CT : Exactement. C’est vraiment le ressenti. Je pense qu’écrire un scénario, construire les personnages, c’est plonger dans quelque chose de vraiment magnifique, de superbe. On apprend des choses de soi qu’on ne soupçonnait pas. C’est très beau, très émouvant. Parfois quand j’écris, ça me fait pleurer mais c’est bon. Ce sont des larmes qui sont bonnes comme de l’eau, c’est presque pur. Ce n’est pas de la tristesse. Après, quand je me demande pourquoi je pleure, je sais que c’est parce qu’il y a quelque chose qui me prend et c’est génial. Parce que si ça prend comme ça, c’est qu’on est sur la bonne voie. Je travaille de manière très émotive en moi-même.

Est-ce que la création de ce personnage a duré très longtemps?
CT : Le scénario m’a pris un an et demi. Mes personnages parfois me viennent très vite et parfois cela met plus longtemps. Quand il y en a un qui vient, je l’attrape tout suite pour pas qu’il ne s’échappe.
Le film est une construction par petites touches de scènes mises côte à côte. Y a-t-il une intention dans cette construction et si oui laquelle ?
CT : Tout n’est pas conceptuel dans la construction. Au montage, j’ai essayé de très nombreuses options. Et c’est vrai qu’on peut changer complètement un film par différentes constructions, mais je n’aime pas trop travailler le conceptuel. Je préfère travailler dans le rythme de l’histoire elle-même. Au montage aussi, j’ai pris du temps, six mois, ce qui est considérable. Les scènes du début n’étaient pas terribles. Ensuite, j’ai mis la fin au début. On essaie, on regarde à nouveau et au montage c’est comme si l’on avait un nouveau scénario. C’est impressionnant et c’est très beau parce que l’on voit vraiment les personnages. Quand j’écris le scénario ils sont dans ma tête seulement et au montage je commence à voir.
Souvent, on écrit un scénario avec un ordre précis et quand on filme cela ne marche pas ; je ne sais pas pourquoi mais il faut alors tout reprendre.
Dans votre film, l’absence du père conduit à l’absence d’adolescence. Pour vous l’adolescence est-elle nécessaire pour construire son identité ? Pourriez-vous définir votre idée de l’adolescence ?

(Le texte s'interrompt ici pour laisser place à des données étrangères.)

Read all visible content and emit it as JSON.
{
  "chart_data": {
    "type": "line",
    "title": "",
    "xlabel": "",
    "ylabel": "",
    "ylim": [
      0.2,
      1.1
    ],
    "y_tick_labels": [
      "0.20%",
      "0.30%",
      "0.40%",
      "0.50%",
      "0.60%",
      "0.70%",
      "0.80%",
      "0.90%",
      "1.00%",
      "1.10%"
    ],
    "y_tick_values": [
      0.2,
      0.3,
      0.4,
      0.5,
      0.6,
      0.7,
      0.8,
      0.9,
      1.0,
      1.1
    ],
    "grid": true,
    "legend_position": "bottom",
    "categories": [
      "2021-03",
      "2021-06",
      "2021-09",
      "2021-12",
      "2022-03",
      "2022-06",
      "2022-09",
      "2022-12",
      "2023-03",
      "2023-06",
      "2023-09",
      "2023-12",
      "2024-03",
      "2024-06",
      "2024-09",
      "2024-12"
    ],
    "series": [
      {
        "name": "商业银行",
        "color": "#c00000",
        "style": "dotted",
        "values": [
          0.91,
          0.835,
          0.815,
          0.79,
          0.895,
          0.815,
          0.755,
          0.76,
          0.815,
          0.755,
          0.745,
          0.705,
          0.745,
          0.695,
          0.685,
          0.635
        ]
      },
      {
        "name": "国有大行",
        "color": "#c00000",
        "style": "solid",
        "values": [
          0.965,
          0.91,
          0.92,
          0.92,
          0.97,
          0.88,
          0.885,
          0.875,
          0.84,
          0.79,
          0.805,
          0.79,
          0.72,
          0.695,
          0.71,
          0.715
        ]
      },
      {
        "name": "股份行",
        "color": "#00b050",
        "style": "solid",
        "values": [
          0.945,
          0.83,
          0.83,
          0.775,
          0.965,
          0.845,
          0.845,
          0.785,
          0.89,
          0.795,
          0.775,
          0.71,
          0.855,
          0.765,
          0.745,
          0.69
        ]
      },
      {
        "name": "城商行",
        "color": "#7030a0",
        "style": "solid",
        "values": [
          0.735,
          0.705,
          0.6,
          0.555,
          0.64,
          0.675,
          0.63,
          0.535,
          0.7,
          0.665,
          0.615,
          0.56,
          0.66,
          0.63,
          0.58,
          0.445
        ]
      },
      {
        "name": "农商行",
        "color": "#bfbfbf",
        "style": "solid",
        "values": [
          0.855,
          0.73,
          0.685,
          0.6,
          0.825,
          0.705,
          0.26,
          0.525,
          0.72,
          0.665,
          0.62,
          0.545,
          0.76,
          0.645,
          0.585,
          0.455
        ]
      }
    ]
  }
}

CT : je pense qu’on ne doit pas éliminer des étapes dans la vie, qu’il faut passer par l’adolescence. Pour moi, l’adolescence a été très dure ; je ne me sentais pas sûr de moi-même. Adolescent, on se sent comme dans un vide entre être enfant et être adulte, sans expérience aucune de la vie. On a envie de faire plein de choses et on ne les fait pas parce qu’on ne réussit pas. On est très vulnérable aux opinions des autres, de nos pairs. En termes aussi de sexualité, on commence à voir les autres, les homosexuels et c’est confus. Je pense que c’est un moment difficile et il faut le passer.

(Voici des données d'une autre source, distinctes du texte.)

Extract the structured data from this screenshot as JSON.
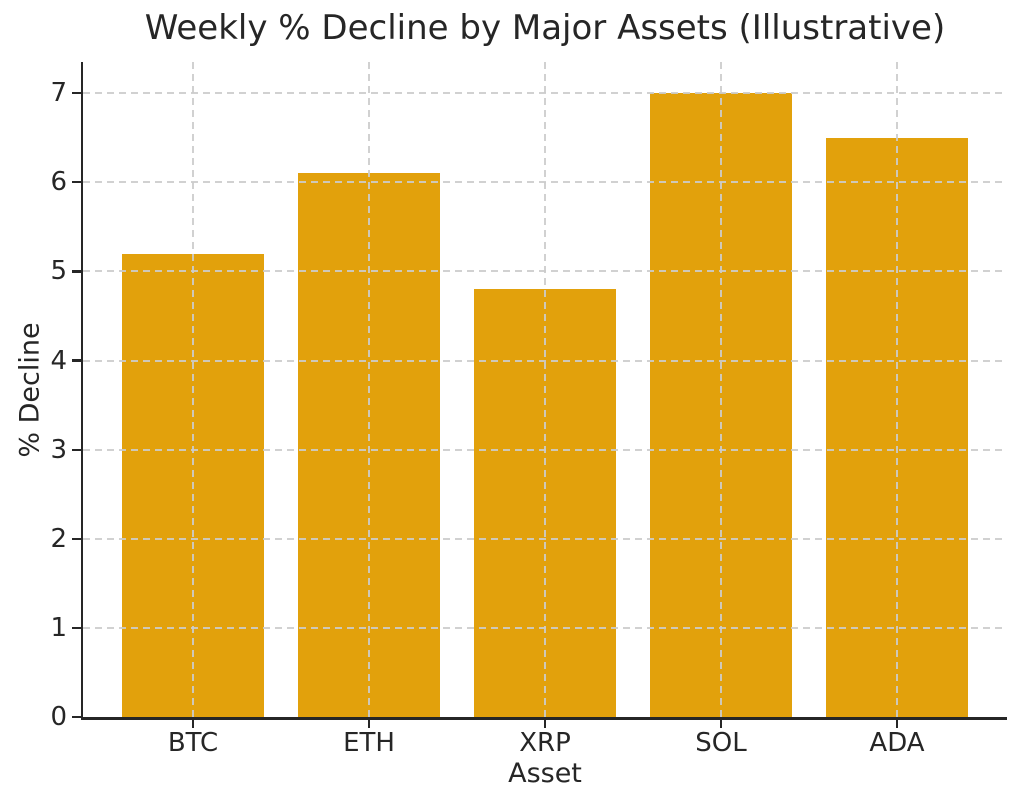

Quand on est adolescent, on n’est pas fort émotionnellement, on n’est pas complet quant aux émotions. C’est là que c’est difficile et je pense qu’on voit cette difficulté avec Serghino et cette complexité avec le professeur. Serghino ne sait pas trop s’il veut que le professeur ait le rôle d’un père à son égard ou plutôt d’amant.

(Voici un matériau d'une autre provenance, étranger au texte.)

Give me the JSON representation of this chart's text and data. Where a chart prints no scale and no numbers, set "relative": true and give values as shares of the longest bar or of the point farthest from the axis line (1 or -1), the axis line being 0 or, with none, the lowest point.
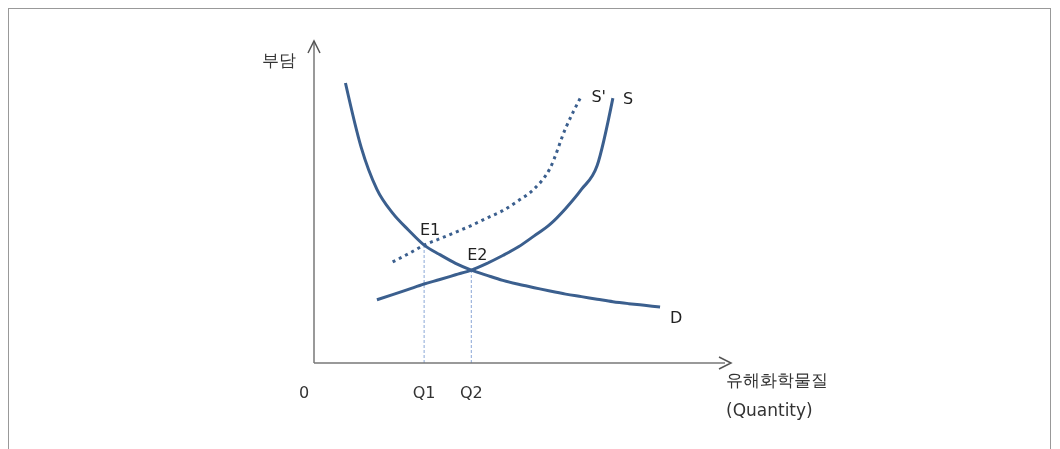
{
  "chart_data": {
    "type": "line",
    "relative": true,
    "ylabel": "부담",
    "xlabel": "유해화학물질\n(Quantity)",
    "tick_labels": "x",
    "marker": "none",
    "legend": false,
    "categories": [
      "0",
      null,
      null,
      null,
      null,
      null,
      null,
      "Q1",
      null,
      null,
      "Q2",
      null,
      null,
      null,
      null,
      null,
      null,
      null,
      null,
      null,
      null,
      null,
      null,
      null,
      null,
      null,
      null
    ],
    "series": [
      {
        "name": "D",
        "color": "#3b5f8e",
        "line_style": "solid",
        "values": [
          null,
          null,
          1.0,
          0.77,
          0.62,
          0.535,
          0.475,
          0.421,
          0.387,
          0.356,
          0.332,
          0.313,
          0.295,
          0.281,
          0.269,
          0.257,
          0.246,
          0.237,
          0.228,
          0.219,
          0.212,
          0.206,
          0.2,
          null,
          null,
          null,
          null
        ]
      },
      {
        "name": "S",
        "color": "#3b5f8e",
        "line_style": "solid",
        "values": [
          null,
          null,
          null,
          null,
          0.226,
          0.244,
          0.263,
          0.282,
          0.298,
          0.315,
          0.332,
          0.356,
          0.384,
          0.415,
          0.454,
          0.495,
          0.552,
          0.62,
          0.705,
          0.946,
          null,
          null,
          null,
          null,
          null,
          null,
          null
        ]
      },
      {
        "name": "S'",
        "color": "#3b5f8e",
        "line_style": "dotted",
        "values": [
          null,
          null,
          null,
          null,
          null,
          0.361,
          0.39,
          0.421,
          0.444,
          0.467,
          0.491,
          0.518,
          0.544,
          0.58,
          0.622,
          0.695,
          0.839,
          0.954,
          null,
          null,
          null,
          null,
          null,
          null,
          null,
          null,
          null
        ]
      }
    ],
    "ref_lines": [
      {
        "axis": "x",
        "value": "Q1",
        "color": "#8aa7d6",
        "line_style": "dashed"
      },
      {
        "axis": "x",
        "value": "Q2",
        "color": "#8aa7d6",
        "line_style": "dashed"
      }
    ],
    "annotations": [
      {
        "text": "E1",
        "x": "Q1",
        "y": 0.421
      },
      {
        "text": "E2",
        "x": "Q2",
        "y": 0.332
      }
    ]
  }
}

Je pense que quand on a de grandes pertes dans sa vie, nos affections migrent vers d’autres personnes parce qu’il faut combler un vide énorme. En cela, mon film montre la migration des sentiments de Serghino. Il ne trouve pas d’écho avec le professeur et ça le rend triste. Mais il se dit : « bon, j’y vais, je commence ma vie ! » Il a toute sa vie à faire par lui-même. Je ne sais pas où il va ni s’il va réussir à réaliser son rêve et à aller vers le cirque ou s’il va s’arrêter là au bord de la route dans une station-service. Mais il fait son chemin.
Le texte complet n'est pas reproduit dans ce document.